As to her motivation: reads to me that she was, understandably, angry as a child, growing up with what you refer to as narcissist parents. Her anger is evident as an adult in her history at work (“She has been fired from jobs bc she is obstinate and defiant with coworkers and mangers”).
Her anger toward her/ your parents has not been resolved to this day. She is still angry at them. Her anger makes her inner experience intense, chaotic, and dramatic, and that is why, I believe, “she is attracted to people with intense, chaotic, and dramatic things happening in their lives.” Her inner experience is rough, and so she “always preferred to hang out with a rough crowd”.
She rebelled against your parents by using profanity against your parents and sneaking in boys into her room as an adolescent, didn’t she. She may still be rebelling now by associating and supporting people who are rejected by society, like this man who was convicted with such a violent crime that maybe everyone rejects.

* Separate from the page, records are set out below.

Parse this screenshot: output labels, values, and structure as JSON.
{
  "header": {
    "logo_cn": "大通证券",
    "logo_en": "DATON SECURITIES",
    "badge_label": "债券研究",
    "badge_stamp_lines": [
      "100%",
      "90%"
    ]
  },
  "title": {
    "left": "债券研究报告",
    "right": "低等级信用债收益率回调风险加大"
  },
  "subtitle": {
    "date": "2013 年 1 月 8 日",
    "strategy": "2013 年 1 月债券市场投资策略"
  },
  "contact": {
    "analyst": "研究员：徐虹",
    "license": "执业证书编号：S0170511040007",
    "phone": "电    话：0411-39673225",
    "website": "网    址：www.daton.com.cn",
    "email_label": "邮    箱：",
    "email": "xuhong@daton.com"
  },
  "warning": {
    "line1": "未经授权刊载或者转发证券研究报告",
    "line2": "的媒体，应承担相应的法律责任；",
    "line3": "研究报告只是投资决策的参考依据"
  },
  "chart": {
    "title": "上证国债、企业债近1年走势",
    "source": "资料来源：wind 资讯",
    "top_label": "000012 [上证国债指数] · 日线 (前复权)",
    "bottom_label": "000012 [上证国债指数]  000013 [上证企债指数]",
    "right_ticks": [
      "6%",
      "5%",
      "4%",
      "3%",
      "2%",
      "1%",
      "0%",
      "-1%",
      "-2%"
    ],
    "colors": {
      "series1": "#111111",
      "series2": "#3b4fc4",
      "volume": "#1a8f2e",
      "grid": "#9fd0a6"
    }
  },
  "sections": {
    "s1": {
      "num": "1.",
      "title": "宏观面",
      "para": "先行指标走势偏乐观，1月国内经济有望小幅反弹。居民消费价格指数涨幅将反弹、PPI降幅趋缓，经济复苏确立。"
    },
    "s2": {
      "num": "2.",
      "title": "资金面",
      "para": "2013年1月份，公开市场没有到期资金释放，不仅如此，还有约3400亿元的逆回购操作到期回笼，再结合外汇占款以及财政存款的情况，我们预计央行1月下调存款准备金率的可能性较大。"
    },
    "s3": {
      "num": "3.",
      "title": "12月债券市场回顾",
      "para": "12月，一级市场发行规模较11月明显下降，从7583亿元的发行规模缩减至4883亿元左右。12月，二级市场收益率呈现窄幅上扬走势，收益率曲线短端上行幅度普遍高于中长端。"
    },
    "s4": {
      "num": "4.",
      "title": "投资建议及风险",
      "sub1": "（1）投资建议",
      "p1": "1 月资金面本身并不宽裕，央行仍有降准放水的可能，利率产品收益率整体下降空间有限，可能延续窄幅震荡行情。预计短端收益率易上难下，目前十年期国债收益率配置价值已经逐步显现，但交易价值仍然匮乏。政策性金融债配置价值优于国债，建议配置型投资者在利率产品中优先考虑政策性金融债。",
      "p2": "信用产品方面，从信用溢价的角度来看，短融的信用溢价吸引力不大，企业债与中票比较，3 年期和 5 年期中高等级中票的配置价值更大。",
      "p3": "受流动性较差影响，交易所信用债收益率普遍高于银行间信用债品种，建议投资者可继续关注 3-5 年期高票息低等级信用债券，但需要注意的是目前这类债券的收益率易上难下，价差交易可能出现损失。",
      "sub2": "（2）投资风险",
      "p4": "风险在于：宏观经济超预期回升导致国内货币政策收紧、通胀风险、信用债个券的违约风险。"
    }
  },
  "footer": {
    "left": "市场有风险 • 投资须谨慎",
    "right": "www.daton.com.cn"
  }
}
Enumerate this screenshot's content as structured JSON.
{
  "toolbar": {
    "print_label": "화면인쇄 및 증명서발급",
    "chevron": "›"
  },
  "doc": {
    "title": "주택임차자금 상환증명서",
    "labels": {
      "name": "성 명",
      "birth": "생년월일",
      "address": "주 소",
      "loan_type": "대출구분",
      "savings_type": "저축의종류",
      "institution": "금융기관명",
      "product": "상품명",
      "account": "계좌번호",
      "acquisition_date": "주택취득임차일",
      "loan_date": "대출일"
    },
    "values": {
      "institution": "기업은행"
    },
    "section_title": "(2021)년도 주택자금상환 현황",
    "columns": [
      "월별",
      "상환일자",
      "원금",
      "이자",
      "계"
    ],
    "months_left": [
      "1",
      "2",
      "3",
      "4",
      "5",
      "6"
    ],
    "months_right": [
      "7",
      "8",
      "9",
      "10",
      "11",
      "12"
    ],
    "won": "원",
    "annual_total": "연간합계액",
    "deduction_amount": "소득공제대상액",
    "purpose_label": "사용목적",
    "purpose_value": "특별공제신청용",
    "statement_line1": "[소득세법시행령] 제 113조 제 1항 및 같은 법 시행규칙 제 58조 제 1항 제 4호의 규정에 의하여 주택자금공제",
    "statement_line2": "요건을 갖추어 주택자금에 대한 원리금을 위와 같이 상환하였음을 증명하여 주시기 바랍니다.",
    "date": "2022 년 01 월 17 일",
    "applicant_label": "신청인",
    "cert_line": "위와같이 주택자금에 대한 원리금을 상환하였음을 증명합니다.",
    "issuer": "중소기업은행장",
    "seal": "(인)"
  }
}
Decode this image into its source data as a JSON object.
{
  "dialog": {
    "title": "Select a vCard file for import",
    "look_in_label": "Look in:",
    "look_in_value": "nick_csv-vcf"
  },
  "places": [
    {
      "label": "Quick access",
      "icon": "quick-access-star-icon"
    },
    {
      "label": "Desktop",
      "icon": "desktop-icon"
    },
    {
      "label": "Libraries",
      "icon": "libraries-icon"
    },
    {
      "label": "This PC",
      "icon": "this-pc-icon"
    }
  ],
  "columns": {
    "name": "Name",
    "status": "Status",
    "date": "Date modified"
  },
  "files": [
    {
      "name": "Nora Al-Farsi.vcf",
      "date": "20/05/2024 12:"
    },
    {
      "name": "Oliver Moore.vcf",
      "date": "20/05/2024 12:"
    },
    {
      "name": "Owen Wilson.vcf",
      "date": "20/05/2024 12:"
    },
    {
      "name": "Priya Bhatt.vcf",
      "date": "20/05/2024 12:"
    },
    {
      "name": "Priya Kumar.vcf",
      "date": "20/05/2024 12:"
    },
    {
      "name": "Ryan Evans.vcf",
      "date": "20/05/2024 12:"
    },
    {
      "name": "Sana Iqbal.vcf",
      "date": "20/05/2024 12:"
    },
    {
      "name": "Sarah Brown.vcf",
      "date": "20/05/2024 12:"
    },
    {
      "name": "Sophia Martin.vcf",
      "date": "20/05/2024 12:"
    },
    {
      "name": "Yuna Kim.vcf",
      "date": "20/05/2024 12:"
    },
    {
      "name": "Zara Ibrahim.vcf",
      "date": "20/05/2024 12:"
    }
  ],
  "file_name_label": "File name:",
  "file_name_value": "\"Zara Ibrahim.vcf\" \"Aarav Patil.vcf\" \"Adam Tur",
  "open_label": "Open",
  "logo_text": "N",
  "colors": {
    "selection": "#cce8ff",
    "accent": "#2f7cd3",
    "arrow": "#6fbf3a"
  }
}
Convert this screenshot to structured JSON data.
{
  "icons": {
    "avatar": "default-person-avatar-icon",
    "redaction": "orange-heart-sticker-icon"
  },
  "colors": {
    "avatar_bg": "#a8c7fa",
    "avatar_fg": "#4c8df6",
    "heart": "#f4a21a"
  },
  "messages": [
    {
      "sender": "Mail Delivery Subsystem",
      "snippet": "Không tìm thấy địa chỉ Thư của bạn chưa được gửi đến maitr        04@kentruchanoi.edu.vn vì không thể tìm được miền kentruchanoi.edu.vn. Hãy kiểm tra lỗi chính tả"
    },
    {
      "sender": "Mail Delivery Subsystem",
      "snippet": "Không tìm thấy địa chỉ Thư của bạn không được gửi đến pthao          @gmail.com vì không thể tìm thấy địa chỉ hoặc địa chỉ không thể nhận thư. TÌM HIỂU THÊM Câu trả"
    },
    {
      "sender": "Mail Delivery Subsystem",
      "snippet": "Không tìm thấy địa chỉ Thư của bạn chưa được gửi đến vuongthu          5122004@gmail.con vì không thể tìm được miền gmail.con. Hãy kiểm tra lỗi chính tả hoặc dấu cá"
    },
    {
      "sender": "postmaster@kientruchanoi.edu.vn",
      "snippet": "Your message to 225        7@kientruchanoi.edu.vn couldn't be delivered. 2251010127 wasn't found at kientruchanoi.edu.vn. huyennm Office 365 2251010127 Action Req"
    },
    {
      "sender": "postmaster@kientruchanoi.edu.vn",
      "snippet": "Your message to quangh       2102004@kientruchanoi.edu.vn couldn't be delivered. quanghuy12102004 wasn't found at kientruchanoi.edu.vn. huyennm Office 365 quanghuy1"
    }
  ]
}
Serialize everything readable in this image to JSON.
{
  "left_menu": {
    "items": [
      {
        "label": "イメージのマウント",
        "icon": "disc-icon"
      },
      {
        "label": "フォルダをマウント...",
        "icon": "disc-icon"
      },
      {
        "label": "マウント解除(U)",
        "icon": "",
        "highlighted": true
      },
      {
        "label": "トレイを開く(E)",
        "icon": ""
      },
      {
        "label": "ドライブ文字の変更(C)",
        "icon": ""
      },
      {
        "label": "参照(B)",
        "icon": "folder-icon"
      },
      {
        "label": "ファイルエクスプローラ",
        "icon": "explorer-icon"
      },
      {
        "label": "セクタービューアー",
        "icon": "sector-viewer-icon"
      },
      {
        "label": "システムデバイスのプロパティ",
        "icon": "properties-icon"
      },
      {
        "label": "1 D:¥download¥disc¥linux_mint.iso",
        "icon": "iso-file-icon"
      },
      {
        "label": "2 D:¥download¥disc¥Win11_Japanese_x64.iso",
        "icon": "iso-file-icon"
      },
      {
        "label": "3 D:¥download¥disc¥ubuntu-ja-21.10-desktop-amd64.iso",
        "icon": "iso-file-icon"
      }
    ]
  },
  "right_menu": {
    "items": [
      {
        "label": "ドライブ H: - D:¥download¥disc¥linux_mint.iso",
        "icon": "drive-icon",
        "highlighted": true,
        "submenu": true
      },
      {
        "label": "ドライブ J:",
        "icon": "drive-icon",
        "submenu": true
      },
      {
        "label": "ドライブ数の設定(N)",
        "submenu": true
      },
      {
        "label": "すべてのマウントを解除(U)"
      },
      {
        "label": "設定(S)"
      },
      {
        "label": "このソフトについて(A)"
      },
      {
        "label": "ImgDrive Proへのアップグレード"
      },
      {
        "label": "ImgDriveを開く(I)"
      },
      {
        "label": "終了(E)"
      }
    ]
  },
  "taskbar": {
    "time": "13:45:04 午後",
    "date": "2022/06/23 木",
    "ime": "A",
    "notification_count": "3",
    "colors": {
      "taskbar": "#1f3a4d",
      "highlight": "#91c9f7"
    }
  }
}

Her chaotic inner experience, the ongoing anger, the rebellion, she needs to match that with her outside reality, I am thinking. It gives her relief, and that relief may very well be her primary motivation, a relief from her inner experience. When the drama happens outside of her- it is no longer happening only inside of her. It is like an anxious person being in a movie theater watching a horror movie- she gets a relief from her anxiety by being absorbed in the movie outside of her.
There may be other motivations. Let me know what you think so far.